On the surface, White apples has all the ingredients needed for a great read: people retiring from the dead, battle of good vs. evil and romance. Neil Gaiman, who needs no introduction, has given this book a rave review and even provides a preface on its audobook version – so I bought this book thinking it would be, if not terrific, at least good. But I was just left disappointed.
Our protagonist is Vincent – a handsome, forty year old womanizing ad-man with a ‘rabbit-like promiscuity’. He is charming, intelligent and good at his job. He is like a 90s Don Draper without all the soul searching and inner insecurities. Through his job, Vincent has met the beautiful, intelligent, by shy Austrian Isabelle, and found a connection with and such love as he never though he would experience with any woman. So he has left his wife and children for Isabelle, the love of his life, but it turns out she does not want him after all. Which leaves Vincent alone without a family, without Isabele. And it turns out he is dead. Everyone around Vincent have forgotten his cancer, his funeral and are treating him as they always have done, but Vince does not have a pulse and sees talking rats! A mysterious woman called Coco shows up and tells him that he has been brought back to life by Isabelle who carries his child. This little boy will, apparently, save humanity one day and needs his daddy to teach him about heaven and the meaning of life. The only problem is that Vincent does not remember anything from the afterlife and needs to remember ( soon as, please!), because creatures of chaos are showing up, doing their best to kill Vincent’s unborn son.
In order to help him, Vincent has been given new powers after his return. His new abilities reminded me very much of what David, from the tv-series Legion, can do – revisiting past memories and constructing realities. These superpowers are not the traditional ones (flying, crushing bricks in your hands or keeping your breath under water for a long time etc.), but they are much more interesting! They are not only awesome, cool things we all would wish we could do, but they also provide an avenue to explore the past and mindset of our characters – an excellent plot-point in a novel!
Despite this good starting-point, White Apples was just a huge let down for me.

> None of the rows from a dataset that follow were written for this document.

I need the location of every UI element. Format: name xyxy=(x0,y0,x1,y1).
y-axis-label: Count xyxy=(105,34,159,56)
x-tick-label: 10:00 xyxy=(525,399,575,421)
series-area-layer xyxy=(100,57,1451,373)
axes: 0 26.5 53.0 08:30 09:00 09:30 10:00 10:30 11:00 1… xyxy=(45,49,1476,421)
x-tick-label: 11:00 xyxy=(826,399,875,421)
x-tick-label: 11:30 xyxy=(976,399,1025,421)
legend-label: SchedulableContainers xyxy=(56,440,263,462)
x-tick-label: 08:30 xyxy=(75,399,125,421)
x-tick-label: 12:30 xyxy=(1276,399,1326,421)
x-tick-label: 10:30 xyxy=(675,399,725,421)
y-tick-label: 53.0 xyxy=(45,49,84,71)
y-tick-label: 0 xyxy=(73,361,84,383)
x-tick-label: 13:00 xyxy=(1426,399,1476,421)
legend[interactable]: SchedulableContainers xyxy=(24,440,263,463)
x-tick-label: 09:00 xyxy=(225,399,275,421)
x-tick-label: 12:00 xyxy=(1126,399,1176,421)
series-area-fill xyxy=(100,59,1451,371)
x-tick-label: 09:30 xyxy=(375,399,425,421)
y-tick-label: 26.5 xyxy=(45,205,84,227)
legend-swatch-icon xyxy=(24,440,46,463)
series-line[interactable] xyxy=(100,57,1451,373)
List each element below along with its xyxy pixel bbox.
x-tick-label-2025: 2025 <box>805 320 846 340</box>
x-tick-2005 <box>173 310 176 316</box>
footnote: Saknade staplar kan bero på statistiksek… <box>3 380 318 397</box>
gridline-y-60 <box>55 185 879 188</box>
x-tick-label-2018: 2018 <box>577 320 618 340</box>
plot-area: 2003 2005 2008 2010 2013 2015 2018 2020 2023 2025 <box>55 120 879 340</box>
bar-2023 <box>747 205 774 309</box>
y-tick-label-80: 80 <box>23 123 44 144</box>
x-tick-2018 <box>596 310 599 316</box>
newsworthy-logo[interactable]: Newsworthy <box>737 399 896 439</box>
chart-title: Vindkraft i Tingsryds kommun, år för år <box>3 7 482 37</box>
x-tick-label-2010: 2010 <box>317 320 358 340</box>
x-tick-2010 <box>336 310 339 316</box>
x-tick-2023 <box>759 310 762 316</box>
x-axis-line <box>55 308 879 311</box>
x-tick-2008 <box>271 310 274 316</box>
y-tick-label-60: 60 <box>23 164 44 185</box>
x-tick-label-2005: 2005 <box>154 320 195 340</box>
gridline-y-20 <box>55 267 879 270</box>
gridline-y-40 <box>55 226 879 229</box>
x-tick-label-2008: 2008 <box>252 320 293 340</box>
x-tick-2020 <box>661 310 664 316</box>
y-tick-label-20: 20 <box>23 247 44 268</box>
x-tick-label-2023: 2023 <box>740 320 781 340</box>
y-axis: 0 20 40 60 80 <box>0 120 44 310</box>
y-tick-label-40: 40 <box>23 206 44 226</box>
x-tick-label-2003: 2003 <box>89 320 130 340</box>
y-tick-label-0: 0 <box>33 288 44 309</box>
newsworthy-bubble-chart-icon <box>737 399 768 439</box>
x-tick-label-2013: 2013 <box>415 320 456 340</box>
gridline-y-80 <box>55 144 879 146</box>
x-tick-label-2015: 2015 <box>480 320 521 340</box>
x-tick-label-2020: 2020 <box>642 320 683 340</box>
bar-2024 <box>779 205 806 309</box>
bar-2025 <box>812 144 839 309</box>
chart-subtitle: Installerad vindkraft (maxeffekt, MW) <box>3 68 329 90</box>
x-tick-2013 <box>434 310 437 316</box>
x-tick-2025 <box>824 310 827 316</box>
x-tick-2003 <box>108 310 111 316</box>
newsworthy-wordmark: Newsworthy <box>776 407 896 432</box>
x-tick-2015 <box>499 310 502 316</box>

For one thing there are some small, but really annoying inconsistencies in the story. For example: at one point Vincent needs to remember that it is his mother’s birthday and that he should call her. A couple of chapters later he reflects on his parents’ deaths years ago. What? If this was Legion, I might have wondered if this was a conscious choice on the part of the author – showing that our narrator is unreliable, misremembering things or altering with his incredible powers, but it just feels like the editor did not do his job.
Also, the characters are just not very well-written and I just could not invest in them. For instance, the female characters in the story are all enamored of Vincent or jealous of Isabelle for having him and if they are not, then they are presented as being the worse person for it. Vincent’s ex-wife Kitty, for example, is justifiably annoyed with him when she suspects (although mistakingly) that he will present their children to the woman he left her for, without telling Kitty in advance. Of course, he should have informed her! But that does not appear to be the authors shares this view – yes, he does write that Vincent was at fault for ruining the marriage, but Kitty is consistently presented as a bitter, sad woman with little to offer anyone and who refuses to see that Vincent as a fantastic person and great dad. Actually, we are told outright that Vincent is the perfect dad, but he does not seem particularly interested in doing actual parenting. He says at one point that he misses hanging out with his children, but he never seems sad about not being around to raise them. Of course a protagonist can be flawed or unlikable, but should that not be on purpose? The author should have enough insight into his creations that he sees that himself.
Perhaps I came to this book with unreasonable expectations – thinking that it must be incredible, but I just could not enjoy it that much.